Few movies have the balls to flatly state that actor Peter Falk descended from on high to live a mortal life, trading in his wings and holy armor for a rumpled raincoat. Wings of Desire is one such film. Its balance between solemnity and easy, natural humor transforms what might in hands less skilled than Wenders’ have been an exercise in trite slice of life vignettes into a profound meditation on the minutiae which constitute human existence, the fleeting thoughts and contradictions which both unite and separate us. In its angels, bearing silent witness to the unspoken inner lives of all mankind, it refines and depicts this paradoxically intimate sense of isolation, a window into a world where the barriers of personhood may be breached, but only by those who stand outside of time, beyond sensual experience, not living but existing, not feeling but understanding. To join that cacophony of emotion, the angel Damiel (Bruno Ganz) must sacrifice his perspective, consigning himself to eternal isolation within the limits of individual personhood to chase the wild joys and crushing depths of mortal life.
Still, there is a sacred, almost votive quality to the mortal Damiel’s rendezvous with the object of his affection, trapeze artist Marion (Solveig Dommartin). He offers her a glass of wine as though it were the sacrament, and she accepts with equal gravity. In quiet voices they discuss their loneliness, their need to be known and held. Ganz leans in as though for a kiss, but instead offers his ear, bearing witness as he did before taking physical form. The color which blazed so brilliantly through the film’s until-then black and white palette when he first beheld Marion rehearsing now softens, shadows growing deep and intimate. Nick Cave and the Bad Seeds are performing just a wall away as Marion tells Damiel he has to mean it if he wants to be with her, that she needs more than just a feeling, a commitment, a structure in which to exist. Like everything in Wings of Desire, the thing she truly needs is left appropriately nebulous, a fixed point around which her dreams orbit.
The aged poet Homer, played by legendary stage and screen actor Curt Bois, then 87, is another linchpin of the film’s dissection of separation and communion. As he limps through Berlin, wandering the brutalist vaults and stairways of a modern library, making his way slowly across bombed-out stretches of new growth where ruins loom above the tangled grass, he ponders his work and its effect in the world. Has it brought his readers together, or else hopelessly pushed them apart? Can something experienced alone by many individuals provide the means by which they might be united in understanding? Bois’ gaunt, weathered face is at once alive with the fire of artistic passion and gravely, obviously weary. He would die just a few years later. Again, the film attempts no answer to his question. Are we together, or are we apart? Can we know each other, or only desire it with a desperate hunger? It’s one of the few “what is this thing we call life?” movies I’ve seen that didn’t leave me rolling my eyes.

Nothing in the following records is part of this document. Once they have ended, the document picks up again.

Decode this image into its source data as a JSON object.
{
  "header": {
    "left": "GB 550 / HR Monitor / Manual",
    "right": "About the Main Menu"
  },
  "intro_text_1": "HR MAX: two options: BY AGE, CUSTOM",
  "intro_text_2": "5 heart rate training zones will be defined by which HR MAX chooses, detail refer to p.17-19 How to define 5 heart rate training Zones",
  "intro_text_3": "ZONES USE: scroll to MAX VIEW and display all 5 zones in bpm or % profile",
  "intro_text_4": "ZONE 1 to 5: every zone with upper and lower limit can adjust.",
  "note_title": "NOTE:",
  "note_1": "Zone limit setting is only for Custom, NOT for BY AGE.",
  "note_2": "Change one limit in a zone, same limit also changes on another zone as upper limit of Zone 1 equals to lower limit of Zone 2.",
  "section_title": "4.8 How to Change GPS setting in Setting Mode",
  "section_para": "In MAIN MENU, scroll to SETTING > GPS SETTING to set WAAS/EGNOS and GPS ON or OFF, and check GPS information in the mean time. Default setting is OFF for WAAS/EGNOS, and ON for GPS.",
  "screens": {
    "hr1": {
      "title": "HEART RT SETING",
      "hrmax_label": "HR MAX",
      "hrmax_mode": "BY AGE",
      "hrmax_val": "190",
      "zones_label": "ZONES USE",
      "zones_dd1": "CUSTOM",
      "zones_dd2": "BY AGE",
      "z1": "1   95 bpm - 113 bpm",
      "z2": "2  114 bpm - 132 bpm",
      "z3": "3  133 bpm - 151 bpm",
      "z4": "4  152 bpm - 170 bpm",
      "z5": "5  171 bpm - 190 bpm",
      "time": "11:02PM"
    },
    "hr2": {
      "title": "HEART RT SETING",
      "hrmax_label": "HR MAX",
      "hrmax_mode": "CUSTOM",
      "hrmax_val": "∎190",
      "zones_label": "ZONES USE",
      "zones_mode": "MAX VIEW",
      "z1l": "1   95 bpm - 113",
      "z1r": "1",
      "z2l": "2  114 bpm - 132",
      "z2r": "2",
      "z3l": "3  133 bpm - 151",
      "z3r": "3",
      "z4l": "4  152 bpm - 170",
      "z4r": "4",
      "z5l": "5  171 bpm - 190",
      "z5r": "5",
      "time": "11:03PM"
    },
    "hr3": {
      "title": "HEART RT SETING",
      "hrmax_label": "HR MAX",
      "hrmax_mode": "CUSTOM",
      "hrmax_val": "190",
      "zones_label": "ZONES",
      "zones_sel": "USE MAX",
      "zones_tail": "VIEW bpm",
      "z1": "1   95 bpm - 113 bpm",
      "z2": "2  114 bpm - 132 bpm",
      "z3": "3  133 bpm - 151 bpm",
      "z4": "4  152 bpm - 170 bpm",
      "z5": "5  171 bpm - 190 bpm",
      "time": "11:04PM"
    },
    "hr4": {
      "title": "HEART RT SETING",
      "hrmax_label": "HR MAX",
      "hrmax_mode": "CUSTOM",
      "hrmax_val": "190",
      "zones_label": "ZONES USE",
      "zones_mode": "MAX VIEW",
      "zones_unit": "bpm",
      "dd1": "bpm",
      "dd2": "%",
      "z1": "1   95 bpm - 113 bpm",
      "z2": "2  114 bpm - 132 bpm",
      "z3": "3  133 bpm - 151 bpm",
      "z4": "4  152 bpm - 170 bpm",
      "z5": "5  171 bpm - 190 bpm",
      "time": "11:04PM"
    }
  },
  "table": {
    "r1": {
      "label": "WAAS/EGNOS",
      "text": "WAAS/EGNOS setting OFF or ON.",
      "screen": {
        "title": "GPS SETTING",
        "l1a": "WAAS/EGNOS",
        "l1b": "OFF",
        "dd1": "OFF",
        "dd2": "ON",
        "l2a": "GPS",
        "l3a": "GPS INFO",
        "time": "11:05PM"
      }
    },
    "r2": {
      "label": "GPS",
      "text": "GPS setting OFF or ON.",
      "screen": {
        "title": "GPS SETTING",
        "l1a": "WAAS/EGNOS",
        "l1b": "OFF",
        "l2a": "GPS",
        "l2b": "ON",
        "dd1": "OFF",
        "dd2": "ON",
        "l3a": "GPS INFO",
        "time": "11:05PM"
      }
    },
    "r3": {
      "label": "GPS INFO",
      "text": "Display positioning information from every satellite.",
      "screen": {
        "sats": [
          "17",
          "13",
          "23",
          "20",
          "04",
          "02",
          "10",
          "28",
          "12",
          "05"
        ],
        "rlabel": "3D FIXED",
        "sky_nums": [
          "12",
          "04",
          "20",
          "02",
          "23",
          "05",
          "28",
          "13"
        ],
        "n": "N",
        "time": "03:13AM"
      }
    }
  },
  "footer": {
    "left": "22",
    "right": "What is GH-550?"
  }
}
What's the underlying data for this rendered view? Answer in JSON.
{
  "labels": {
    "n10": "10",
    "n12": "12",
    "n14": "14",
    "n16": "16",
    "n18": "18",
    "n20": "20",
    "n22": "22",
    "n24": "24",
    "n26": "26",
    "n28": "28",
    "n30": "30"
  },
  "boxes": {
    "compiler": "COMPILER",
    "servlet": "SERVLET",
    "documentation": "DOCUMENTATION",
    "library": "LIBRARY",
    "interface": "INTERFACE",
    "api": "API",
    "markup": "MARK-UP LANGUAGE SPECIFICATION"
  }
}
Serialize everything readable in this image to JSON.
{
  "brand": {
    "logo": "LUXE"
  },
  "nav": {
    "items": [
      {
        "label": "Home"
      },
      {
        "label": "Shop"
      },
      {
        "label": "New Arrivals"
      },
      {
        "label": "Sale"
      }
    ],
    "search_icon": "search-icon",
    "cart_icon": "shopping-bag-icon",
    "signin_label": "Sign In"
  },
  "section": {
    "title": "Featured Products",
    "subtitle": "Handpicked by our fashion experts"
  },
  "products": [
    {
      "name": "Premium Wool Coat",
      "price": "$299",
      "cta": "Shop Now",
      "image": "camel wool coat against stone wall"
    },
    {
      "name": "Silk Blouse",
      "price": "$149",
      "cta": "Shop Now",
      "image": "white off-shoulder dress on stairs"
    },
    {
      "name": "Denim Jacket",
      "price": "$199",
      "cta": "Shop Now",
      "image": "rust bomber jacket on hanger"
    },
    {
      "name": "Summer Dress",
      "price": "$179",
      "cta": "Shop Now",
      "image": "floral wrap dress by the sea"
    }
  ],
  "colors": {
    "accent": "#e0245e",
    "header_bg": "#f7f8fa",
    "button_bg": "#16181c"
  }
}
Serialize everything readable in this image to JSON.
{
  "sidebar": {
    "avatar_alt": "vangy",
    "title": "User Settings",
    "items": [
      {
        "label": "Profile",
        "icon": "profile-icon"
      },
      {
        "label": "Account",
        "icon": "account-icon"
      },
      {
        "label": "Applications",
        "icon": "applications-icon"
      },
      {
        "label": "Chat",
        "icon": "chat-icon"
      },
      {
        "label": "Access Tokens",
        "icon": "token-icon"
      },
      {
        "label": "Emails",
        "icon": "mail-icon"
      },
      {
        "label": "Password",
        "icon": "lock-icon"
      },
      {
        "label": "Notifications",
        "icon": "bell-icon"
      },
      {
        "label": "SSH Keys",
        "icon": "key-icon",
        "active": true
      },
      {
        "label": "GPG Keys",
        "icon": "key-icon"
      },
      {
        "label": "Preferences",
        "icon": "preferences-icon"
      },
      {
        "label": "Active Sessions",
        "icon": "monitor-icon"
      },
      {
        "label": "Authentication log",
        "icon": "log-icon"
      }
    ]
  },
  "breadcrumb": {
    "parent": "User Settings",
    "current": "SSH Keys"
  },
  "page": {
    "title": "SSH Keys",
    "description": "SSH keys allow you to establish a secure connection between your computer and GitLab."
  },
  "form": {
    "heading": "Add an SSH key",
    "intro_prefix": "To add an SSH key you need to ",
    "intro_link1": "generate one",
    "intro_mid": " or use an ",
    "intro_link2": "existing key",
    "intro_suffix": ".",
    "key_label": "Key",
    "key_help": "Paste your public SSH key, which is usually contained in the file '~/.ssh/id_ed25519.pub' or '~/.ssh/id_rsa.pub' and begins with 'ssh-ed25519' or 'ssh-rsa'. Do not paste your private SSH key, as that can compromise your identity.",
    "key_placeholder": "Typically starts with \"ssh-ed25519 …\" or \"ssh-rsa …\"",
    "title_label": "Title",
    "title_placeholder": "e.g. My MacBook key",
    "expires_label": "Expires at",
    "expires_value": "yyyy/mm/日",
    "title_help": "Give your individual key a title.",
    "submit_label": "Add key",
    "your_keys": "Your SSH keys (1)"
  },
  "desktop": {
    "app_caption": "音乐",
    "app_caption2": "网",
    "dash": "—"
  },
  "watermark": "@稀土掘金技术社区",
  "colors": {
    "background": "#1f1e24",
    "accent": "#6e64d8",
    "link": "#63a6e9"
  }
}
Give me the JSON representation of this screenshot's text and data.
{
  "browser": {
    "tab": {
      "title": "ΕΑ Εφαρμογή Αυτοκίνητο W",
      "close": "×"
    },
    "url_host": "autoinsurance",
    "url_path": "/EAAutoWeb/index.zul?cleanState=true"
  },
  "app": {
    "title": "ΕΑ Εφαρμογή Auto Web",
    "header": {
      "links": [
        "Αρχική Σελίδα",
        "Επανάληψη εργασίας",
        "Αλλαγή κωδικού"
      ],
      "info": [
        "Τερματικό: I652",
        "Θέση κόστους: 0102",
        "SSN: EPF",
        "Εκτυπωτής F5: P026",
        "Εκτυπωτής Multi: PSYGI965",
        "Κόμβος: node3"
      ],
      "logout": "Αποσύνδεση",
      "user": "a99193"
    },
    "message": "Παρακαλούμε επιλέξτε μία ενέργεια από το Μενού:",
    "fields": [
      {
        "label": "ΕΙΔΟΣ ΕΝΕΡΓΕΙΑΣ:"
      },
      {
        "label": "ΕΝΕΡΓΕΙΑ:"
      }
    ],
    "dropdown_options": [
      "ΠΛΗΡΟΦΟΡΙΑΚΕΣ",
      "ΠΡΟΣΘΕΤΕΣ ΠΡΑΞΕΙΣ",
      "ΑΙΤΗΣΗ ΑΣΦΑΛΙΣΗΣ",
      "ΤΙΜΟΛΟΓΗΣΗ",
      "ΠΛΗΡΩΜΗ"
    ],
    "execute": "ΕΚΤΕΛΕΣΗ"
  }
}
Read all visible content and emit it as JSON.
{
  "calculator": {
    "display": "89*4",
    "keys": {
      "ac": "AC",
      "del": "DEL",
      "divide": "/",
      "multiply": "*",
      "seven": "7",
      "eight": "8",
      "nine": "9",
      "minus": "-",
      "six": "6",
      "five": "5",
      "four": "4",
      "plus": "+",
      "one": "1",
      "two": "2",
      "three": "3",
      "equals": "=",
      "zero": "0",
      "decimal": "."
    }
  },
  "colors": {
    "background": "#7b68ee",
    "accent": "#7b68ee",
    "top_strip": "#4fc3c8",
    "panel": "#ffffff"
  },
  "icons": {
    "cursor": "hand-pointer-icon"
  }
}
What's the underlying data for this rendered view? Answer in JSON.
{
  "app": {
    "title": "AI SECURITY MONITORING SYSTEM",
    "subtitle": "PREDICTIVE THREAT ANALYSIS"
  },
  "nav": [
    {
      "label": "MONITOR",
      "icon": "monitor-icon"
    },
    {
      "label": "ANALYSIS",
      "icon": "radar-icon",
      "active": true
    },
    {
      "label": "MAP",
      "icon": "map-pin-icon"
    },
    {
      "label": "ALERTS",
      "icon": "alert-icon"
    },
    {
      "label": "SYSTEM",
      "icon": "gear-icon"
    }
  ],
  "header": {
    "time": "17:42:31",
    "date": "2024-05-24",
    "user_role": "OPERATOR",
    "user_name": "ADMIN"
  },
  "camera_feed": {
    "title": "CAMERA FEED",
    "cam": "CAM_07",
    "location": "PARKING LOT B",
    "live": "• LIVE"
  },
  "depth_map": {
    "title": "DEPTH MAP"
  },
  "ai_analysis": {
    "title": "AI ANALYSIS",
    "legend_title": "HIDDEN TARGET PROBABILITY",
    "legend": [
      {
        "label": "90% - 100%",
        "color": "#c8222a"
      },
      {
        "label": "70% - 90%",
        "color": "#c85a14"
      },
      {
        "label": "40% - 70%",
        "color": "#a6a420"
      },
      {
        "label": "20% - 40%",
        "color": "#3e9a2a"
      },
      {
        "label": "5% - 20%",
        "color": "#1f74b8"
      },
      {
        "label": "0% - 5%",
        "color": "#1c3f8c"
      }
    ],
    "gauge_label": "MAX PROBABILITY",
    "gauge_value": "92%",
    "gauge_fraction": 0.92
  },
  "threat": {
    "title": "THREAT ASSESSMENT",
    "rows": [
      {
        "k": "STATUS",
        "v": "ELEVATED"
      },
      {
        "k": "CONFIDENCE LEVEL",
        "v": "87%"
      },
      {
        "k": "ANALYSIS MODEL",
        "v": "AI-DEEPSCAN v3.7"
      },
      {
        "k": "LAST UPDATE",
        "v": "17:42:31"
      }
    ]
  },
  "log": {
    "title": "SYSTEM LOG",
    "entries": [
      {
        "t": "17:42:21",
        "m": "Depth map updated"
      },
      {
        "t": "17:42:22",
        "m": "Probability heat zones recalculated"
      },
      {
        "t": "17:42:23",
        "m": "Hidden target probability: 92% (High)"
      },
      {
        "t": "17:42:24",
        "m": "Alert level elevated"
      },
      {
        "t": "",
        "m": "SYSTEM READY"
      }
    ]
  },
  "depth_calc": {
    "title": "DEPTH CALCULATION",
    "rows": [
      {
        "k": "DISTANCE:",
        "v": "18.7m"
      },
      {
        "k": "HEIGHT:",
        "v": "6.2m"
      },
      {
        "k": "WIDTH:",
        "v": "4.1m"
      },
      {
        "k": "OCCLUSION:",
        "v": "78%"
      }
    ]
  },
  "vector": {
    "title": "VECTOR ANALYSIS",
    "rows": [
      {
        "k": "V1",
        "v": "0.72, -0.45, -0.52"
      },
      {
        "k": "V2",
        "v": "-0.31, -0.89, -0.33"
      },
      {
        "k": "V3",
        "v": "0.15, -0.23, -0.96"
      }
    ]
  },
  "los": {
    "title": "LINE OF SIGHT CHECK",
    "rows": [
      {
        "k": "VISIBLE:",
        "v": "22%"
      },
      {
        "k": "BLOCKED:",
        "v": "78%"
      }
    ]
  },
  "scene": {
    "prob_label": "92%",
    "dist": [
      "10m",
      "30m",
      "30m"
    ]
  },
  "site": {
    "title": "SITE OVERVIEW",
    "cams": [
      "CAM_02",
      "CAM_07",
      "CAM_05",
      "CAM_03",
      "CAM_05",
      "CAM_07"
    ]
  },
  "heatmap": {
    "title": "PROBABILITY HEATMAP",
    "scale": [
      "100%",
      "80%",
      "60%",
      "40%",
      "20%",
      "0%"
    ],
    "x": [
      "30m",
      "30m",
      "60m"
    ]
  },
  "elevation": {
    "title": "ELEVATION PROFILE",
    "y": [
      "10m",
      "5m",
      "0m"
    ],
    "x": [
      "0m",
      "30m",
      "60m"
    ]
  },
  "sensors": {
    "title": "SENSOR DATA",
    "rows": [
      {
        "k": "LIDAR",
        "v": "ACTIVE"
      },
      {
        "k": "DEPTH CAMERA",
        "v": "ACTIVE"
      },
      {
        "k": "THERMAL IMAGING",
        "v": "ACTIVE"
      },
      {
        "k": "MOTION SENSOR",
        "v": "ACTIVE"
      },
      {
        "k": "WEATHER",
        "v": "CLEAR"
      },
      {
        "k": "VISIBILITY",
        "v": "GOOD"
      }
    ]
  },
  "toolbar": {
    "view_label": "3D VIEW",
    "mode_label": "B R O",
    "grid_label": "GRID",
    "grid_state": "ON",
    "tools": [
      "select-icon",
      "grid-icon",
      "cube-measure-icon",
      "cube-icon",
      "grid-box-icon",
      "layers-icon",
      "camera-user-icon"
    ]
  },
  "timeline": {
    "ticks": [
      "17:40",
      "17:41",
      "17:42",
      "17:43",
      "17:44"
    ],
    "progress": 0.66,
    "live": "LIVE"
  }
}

Just before Damiel abandons immortality for life on earth, the film brings World War II from where it lurks in the background of Berlin’s ruined quarters directly into focus. Piled bodies. Infants left dead in the dirt, their angelic faces slack. A woman waves from the third story of a gutted building exposed to the open air, the living room around her untouched until it meets the border of whatever detonation shattered the whole residence. The desire to belong can as easily birth the lockstep fascism of the Nazi war machine as it can the hushed voices of two lovers opening themselves to each other. Even divine aid is not proof against the pain and misery of the world; in one scene, Cassiel (Otto Sander) sits on the edge of a roof beside a young man contemplating suicide. We have seen his silent witness give other men strength, bring them out of hopelessness and back into themselves. Not this time. The man pushes off like a swimmer kicking from the tiles. We hear his clothes flap in the wind, and then nothing. Can we be together? It’s a question which encompasses so much, and yet against the grinding pressure of existing in the world it is, in its own way, completely powerless.